Tomato sodium levels
Brooklyn1 wrote in rec.food.cooking:
> cshenk wrote:
Lots of snipped of a Sheldon message
> I've found the best beef cut for controlling fat content is top round
> as most of its fat is on the exterior so is easy to remove however
Worked. I used the sirloin and added a little roll in olive oil. It
ground well and tasted pretty good when I browned some up. It was not
'mystery meat' but beefy enough for use.
I've been busy so the follow up is it worked nicely. He's chowing down
on a sort of home made chili-mac among his meals and likes it. He's
also got a meatloaf meal or so of it that was mixed with small cubed
potatoes and all mashed together with spices, onions, and mushrooms
chopped small.
> don't use beef for tomato/pasta sauce, for that I buy those
> inexpensive family packs of pork shoulder chops, trim away the
> extranious fat for the crows and freeze portions in zip-locs... three
> or four chops is a good amount to braise in an 8 quart pot of sauce,
True, though I'd do 2 quarts sauce there for 4 chops.
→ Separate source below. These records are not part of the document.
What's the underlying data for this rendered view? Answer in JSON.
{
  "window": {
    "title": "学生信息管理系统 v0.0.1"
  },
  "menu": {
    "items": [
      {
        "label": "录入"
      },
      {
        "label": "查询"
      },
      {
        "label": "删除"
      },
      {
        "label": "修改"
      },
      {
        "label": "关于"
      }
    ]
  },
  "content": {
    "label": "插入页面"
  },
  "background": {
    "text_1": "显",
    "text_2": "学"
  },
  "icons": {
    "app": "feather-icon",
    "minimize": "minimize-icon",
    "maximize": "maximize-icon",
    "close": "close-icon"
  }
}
> sometimes I'll add a few Eyetalian saw-seege too (start by browning),
> as it simmers (never boil) skim off the fat, adjust seasoning, and
I make my own sausage. basic grind pork butt and spice. I have 3lbs
still from the last run.
> combination of canned crushed tomatoes, canned whole plum tomatoes,
> and canned diced tomatoes, those are alresdy reduced salt and are
> often on sale... for the lowest salt tomato product use tomato
> paste.... read labels and compare with reduced salt tomato sauce. You
Found a new one today. La Fe brand. Tomato paste in 29oz cans. 30mg
sodium per 1/2 cup. It uses ony tomatoes and citric acid.
I'll use some later this week and report back on if it works well.
Most run closer to 130mg per 1/2 cup (outside the salt bomb major
brands).
Oh renamed this thread. Lots of folks do not know to read labels.